C’est un de mes univers préférés donc c’est beaucoup plus facile de travailler dessus et cela permet de soulever pas mal de questions. Aujourd’hui on a beaucoup d’images en tête, les couleurs avec du violet/bleu et pas mal d’imageries véhiculées par les films.

J’aimerais aussi sortir de ces clichés et retourner à une dystopie qui nous amène à nous poser beaucoup de questions sur nous-même en imaginant un futur possible. C’est aussi ce côté psychologique qui m’intéresse.

  • C’est donc en quelque sorte votre propre vision du Cyberpunk ? Vous aviez écrit dans une bande-annonce « Univers Cyberpunk avec du meurtre, du sexe, de la drogue et de l’alcool » où vous aviez barré ensuite les 3 premiers termes en laissant juste un peu d’alcool. Ca dénote de la vision que peut avoir le grand public avec un Cyberpunk 2077, par exemple, qui coche toutes ces cases.

Complètement. J’utilise le mot Cyberpunk en disant quelque fois que c’est un univers inspiré du Cyberpunk même si le terme est très large. Moi, je m’inspire plutôt de celui de Blade Runner, je suis beaucoup plus dans l’introspection, la psychologique et l’enquête. Des questions existentielles, « Qui sommes-nous ?« , « Pourquoi sommes-nous là ?« , le clivage entre les humain et les robots ou l’IA.

  • Pour revenir au processus de création, j’aimerais savoir quelque chose à propos du personnage principal. Est-ce que Anna prend beaucoup de vos traits ou vous-êtes vous totalement détachée du personnage ?

Non ça prend effectivement beaucoup de mes traits de caractère, effectivement. Comme c’est mon premier jeu, mon premier personnage, je me suis dit « pourquoi essayer de s’en détacher ?« . Il faudrait que je le fasse par la suite pour avoir plus de diversité.

  • A quoi peut-on s’attendre en matière d’interactions et d’énigmes dans The Sundew ?

La plupart du temps, c’est de la recherche et combinaisons d’objets pour ensuite les utiliser dans des puzzles. Il y a aussi quelques mini-jeux de réflexion et aussi un petit extra que je vous laisse découvrir.

  • Le jeu se focalise donc sur Anna ou on peut s’attendre à d’autres personnages secondaires récurrents ?

Dans la premier jeu, ça se focalise sur Anna effectivement, par contre le monde est assez construit derrière.

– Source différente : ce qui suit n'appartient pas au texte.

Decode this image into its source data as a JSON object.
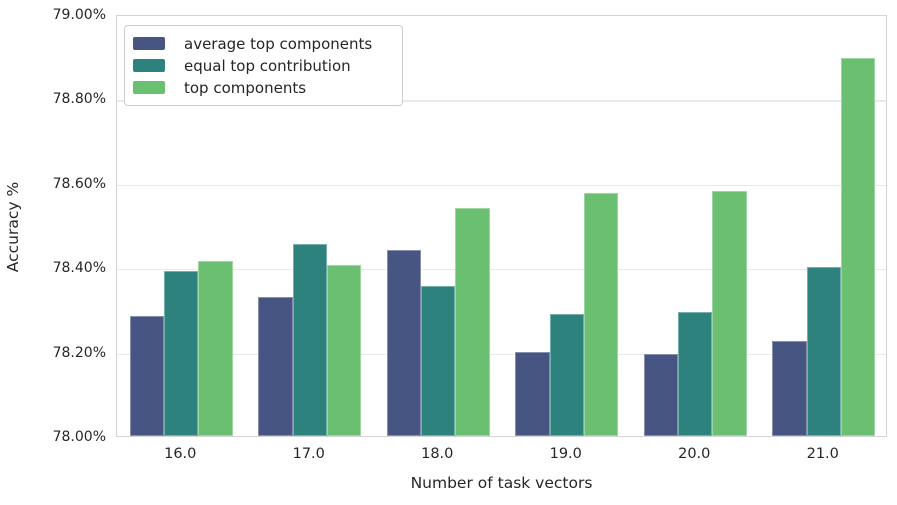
{
  "figure": {
    "background": "#ffffff",
    "text_color": "#262626"
  },
  "chart_data": {
    "type": "bar",
    "title": "",
    "xlabel": "Number of task vectors",
    "ylabel": "Accuracy %",
    "categories": [
      "16.0",
      "17.0",
      "18.0",
      "19.0",
      "20.0",
      "21.0"
    ],
    "series": [
      {
        "name": "average top components",
        "color": "#465581",
        "values": [
          78.285,
          78.33,
          78.44,
          78.2,
          78.195,
          78.225
        ]
      },
      {
        "name": "equal top contribution",
        "color": "#2e827e",
        "values": [
          78.39,
          78.455,
          78.355,
          78.29,
          78.295,
          78.4
        ]
      },
      {
        "name": "top components",
        "color": "#6bbf70",
        "values": [
          78.415,
          78.405,
          78.54,
          78.575,
          78.58,
          78.895
        ]
      }
    ],
    "ylim": [
      78.0,
      79.0
    ],
    "yticks": [
      {
        "value": 78.0,
        "label": "78.00%"
      },
      {
        "value": 78.2,
        "label": "78.20%"
      },
      {
        "value": 78.4,
        "label": "78.40%"
      },
      {
        "value": 78.6,
        "label": "78.60%"
      },
      {
        "value": 78.8,
        "label": "78.80%"
      },
      {
        "value": 79.0,
        "label": "79.00%"
      }
    ],
    "grid": true,
    "legend_position": "upper left"
  }
}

Il y a donc des personnages qui reviendront dans le deuxième jeu.

  • Ah, donc vous préparez déjà une suite ?!

Oui, ça se déroulera dans le même univers.

  • Pour finir, avez-vous une anecdote de développement que vous aimeriez partager avec les lecteurs ?

J’ai envie de dire aux jeunes, mais aussi au plus vieux *rires*, à ceux qui voudraient se lancer dans le jeu vidéo qu’il y a une montagne à gravir mais que c’est un monde vraiment sympathique. Il faut y aller, se lancer, croire en soi, et aussi écouter les autres pour trouver un équilibre.

Nous remercions Agnès Vuillaume pour tous ces éclaircissements, avec un témoignage qui pourra peut-être donner envie à d’autres de se lancer. Il ne reste plus qu’à attendre la sortie de The Sundew cet été sur PC et Switch pour voir le résultat, mais on peut déjà s’attendre à un univers travaillé avec déjà une suite dans les cartons.